Description clinique
L’expression clinique de cette maladie est très variable et aucune relation cohérente n’a été trouvée entre la gravité du syndrome hémorragique et les niveaux résiduels d’activité du FVII. Le tableau clinique peut être très sévère, avec la survenue précoce d’hémorragies intracérébrales ou d’hémarthroses répétées, ou au contraire modéré avec des hémorragies cutanées/muqueuses (épistaxis, ménorragies) ou des hémorragies provoquées par une intervention chirurgicale ou un traumatisme. Enfin, de nombreux sujets sont totalement asymptomatiques malgré un taux de FVII très bas.
Étiologie
Le déficit en FVII est dû à des mutations du gène F7 (13q34) codant pour le FVII. En règle générale, seuls les homozygotes ou les hétérozygotes composés développent un syndrome hémorragique ; les hétérozygotes sont généralement asymptomatiques. On sait que plus de 250 mutations et six variantes communes sont associées à une augmentation ou à une diminution des taux plasmatiques de FVII. Des réarrangements génomiques importants ont été signalés dans la littérature et dans les différentes bases de données spécifiques aux locus, mais ils sont rares.

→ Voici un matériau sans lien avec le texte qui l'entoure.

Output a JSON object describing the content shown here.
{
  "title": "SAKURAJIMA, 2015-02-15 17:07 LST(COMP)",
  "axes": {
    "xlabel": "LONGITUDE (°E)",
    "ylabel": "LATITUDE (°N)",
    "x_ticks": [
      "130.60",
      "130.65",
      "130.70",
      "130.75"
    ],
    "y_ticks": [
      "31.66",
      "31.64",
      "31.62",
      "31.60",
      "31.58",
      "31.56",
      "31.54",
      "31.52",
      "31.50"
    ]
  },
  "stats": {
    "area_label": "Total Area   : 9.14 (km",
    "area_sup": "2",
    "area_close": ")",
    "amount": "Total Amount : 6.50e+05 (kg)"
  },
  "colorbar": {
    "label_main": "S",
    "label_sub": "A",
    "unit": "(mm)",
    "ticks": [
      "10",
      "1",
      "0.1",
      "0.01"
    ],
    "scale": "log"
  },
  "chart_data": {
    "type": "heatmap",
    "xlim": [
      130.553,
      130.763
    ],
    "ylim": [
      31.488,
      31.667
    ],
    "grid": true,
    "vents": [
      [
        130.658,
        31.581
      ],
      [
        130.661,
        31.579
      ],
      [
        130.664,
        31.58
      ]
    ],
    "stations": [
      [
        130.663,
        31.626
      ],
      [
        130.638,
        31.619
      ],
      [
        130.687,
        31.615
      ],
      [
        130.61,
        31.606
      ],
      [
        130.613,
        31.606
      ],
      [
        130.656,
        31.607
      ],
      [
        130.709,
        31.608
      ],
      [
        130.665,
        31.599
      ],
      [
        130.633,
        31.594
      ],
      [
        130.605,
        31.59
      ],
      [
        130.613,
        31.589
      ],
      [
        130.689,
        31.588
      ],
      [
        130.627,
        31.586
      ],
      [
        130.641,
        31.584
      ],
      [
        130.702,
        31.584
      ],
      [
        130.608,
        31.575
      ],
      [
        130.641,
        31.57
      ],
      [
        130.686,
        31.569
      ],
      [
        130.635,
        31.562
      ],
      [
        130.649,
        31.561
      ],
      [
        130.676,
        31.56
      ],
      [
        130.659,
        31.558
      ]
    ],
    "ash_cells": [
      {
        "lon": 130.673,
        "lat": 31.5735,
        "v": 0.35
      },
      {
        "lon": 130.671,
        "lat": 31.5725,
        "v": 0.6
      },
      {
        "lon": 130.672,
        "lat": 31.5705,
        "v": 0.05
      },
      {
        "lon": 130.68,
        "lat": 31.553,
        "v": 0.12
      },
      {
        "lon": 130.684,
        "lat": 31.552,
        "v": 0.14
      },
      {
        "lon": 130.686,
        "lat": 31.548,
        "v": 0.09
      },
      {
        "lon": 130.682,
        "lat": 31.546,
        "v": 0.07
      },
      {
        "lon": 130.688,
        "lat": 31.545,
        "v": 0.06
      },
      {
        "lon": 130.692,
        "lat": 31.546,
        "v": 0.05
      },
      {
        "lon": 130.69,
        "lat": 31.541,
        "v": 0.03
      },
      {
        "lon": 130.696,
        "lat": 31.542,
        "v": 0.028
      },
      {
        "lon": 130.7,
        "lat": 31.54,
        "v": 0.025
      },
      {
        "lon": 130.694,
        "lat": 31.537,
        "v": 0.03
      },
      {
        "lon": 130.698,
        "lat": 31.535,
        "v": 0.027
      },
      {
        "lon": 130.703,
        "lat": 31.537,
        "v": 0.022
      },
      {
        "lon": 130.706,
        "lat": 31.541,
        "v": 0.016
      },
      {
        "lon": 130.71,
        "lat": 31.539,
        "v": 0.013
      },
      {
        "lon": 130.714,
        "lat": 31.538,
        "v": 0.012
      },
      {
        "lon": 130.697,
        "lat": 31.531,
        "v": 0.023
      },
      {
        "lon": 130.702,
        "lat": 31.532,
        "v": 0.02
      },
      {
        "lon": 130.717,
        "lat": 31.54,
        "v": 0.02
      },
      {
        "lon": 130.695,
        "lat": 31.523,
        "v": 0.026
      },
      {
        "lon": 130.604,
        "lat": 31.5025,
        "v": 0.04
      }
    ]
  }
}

Des réarrangements génétiques ont également été mis en évidence, entraînant une délétion totale ou partielle du gène F7. La proximité et l’implication du gène F10 (13q34) pourraient également être à l’origine de déficits combinés.
Méthodes de diagnostic
Le diagnostic est suspecté par un temps de prothrombine isolé et confirmé par des tests chronométriques révélant un niveau d’activité du FVII inférieur à celui du plasma normal regroupé (les valeurs se situant généralement entre 70 et 140 %). Le déficit n’est généralement symptomatique que pour des valeurs inférieures à 30 %.
Diagnostic différentiel
Les diagnostics différentiels comprennent l’insuffisance hépatocellulaire, l’hypoavitaminose K, le déficit acquis en FVII associé à un sepsis sévère et, plus rarement, la présence d’auto-anticorps contre le FVII.
Diagnostic prénatal
En raison de la forte hétérogénéité des phénotypes (y compris chez les individus asymptomatiques), l’accès au diagnostic prénatal dépend du retentissement clinique de la maladie dans la famille considérée. Seule l’existence d’un premier enfant atteint de la forme très sévère peut amener l’équipe médicale à proposer un diagnostic prénatal lors d’une grossesse ultérieure.
Conseil génétique
La maladie se transmet sur le mode autosomique récessif. En raison de la grande hétérogénéité phénotypique de la maladie, avec de nombreux patients asymptomatiques, le conseil génétique tend à différer en fonction des caractéristiques cliniques propres à une famille.